Even if a MWV claim is denied due to exceeding the once-per-year limit, Medicare may still process and pay for the ACP service as a separate, medically necessary Part B service. In such instances, the deductible and coinsurance will be applied to the ACP service.

Documentation is paramount for accurate coding for advance care planning. At a minimum, the documentation must include:

  • The content of the ACP discussion and its medical necessity.
  • The voluntary nature of the ACP encounter.
  • The content of any advance directives discussed, and completion of advance directive forms, if performed.
  • The names of all participants in the discussion.
  • The total time spent in the face-to-face encounter.

Best practice for time documentation includes recording both the start and end times of the ACP conversation.

Diagnosis Coding for ACP should reflect the condition(s) for which the patient is receiving counseling. These codes should be selected according to the International Classification of Diseases, Tenth Revision, Clinical Modification (ICD-10-CM). When ACP is delivered as part of a MWV, the diagnosis code should indicate an administrative examination or a well exam.

CPT® Coding for ACP services is as follows:

  • CPT® code 99497: Advance care planning including the explanation and discussion of advance directives such as standard forms (with completion of such forms, when performed), by the physician or other qualified health care professional; first 30 minutes, face-to-face with the patient, family member(s), and/or surrogate.
  • CPT® code 99498: Advance care planning including the explanation and discussion of advance directives, such as standard forms (with completion of such forms, when performed), by the physician or other qualified health care professional; each additional 30 minutes (List separately in addition to code for primary procedure).

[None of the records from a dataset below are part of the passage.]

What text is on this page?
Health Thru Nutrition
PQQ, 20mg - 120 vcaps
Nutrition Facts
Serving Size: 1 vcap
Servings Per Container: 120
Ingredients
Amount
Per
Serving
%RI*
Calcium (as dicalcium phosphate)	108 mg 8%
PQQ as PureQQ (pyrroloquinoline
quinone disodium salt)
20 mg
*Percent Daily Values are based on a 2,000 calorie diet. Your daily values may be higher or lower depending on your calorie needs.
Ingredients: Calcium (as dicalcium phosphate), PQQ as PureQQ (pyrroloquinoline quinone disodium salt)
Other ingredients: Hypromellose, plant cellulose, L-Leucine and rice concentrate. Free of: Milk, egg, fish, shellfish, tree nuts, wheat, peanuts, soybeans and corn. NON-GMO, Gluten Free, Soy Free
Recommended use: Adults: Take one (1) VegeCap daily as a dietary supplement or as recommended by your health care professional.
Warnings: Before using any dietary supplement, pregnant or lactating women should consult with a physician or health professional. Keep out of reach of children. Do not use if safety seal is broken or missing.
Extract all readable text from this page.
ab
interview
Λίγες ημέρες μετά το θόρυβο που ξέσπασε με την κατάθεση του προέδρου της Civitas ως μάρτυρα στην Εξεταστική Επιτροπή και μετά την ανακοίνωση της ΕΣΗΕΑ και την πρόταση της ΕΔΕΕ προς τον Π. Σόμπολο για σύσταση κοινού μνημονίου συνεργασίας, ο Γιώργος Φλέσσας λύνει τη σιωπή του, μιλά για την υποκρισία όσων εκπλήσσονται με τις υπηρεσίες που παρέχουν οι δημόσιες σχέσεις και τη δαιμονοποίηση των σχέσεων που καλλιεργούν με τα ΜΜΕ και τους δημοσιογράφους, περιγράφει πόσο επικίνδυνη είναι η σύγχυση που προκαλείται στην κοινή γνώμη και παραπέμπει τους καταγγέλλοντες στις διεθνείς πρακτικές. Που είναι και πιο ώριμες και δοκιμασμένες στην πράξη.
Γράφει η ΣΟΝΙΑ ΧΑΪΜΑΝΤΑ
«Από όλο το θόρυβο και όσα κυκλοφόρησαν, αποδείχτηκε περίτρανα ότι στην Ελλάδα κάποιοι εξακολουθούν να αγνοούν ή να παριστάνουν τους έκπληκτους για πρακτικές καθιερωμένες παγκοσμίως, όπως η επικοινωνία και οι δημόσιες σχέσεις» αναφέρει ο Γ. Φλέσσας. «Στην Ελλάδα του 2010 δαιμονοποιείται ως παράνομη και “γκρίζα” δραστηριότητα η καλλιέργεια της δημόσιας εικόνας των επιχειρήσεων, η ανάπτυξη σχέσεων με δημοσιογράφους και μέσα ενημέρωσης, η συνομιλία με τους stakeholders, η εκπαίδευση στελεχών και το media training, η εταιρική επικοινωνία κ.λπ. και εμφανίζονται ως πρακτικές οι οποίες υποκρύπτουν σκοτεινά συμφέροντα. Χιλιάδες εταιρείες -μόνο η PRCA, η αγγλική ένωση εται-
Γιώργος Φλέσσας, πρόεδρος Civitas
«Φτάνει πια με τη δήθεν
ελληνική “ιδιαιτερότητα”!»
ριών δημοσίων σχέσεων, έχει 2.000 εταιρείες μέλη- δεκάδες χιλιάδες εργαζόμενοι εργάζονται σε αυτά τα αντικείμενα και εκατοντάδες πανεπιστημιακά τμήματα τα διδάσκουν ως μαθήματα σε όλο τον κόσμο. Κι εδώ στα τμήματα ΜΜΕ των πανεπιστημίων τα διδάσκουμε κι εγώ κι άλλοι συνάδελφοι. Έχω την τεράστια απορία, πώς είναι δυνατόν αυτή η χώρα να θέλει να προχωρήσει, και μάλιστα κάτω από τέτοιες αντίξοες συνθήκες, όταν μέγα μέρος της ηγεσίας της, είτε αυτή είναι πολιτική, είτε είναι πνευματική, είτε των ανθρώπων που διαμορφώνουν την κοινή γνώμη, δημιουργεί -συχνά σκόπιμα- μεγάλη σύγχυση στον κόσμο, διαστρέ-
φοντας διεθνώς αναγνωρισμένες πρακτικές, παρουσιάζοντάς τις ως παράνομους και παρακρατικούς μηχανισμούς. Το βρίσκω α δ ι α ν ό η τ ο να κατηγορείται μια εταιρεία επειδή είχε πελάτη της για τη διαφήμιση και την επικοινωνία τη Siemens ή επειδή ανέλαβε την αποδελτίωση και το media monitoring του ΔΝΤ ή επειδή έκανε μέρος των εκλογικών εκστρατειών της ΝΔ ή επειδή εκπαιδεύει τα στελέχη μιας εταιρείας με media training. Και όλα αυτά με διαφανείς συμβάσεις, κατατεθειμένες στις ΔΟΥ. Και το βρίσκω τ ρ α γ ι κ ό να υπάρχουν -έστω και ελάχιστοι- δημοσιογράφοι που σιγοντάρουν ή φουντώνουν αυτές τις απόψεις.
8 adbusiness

It is critical to note that CPT® codes 99497 and 99498 should not be reported by the same physician or qualified health provider on the same date of service as certain high-intensity Evaluation and Management (E/M) services, specifically codes 99291-99292, 99468-99469, 99471-99472, 99475-99480, and 99483.

However, CPT® guidelines clarify that codes 99497 and 99498 can be billed on the same day or a different day as most other E/M services. They can also be reported within the same service period as transitional care management services or chronic care management services, and even within global surgical periods.

Specifically, ACP codes can be separately reported when performed on the same date of service in conjunction with a wide range of E/M codes, including 99201-99215, 99217-99226, 99231-99236, 99238-99239, 99241-99245, 99251-99255, 99281-99285, 99304-99310, 99315-99316, 99318, 99324-99328, 99334-99337, 99341-99345, 99347-99350, 99381-99397, and 99495-99496. When billing ACP codes with these E/M services on the same date, modifier -25 should be appended to the E/M code, provided that the requirements for using modifier -25 are met.

Critical Access Hospitals (CAHs) have specific billing procedures for ACP services. They may bill using type of bill 85X with revenue codes 96X, 97X, and 98X. Medicare bases the CAH Method II payment for ACP on the lesser of the actual charge or the facility-specific Medicare PFS rate.

Finally, for Federally Qualified Health Centers (FQHCs) and Rural Health Clinics (RHCs), ACP provision is reimbursed under a special all-inclusive rate or prospective payment system (PPS), where ACP is considered part of the bundled services they provide. Understanding these specific payment models is crucial for proper financial management in these settings when coding for advance care planning.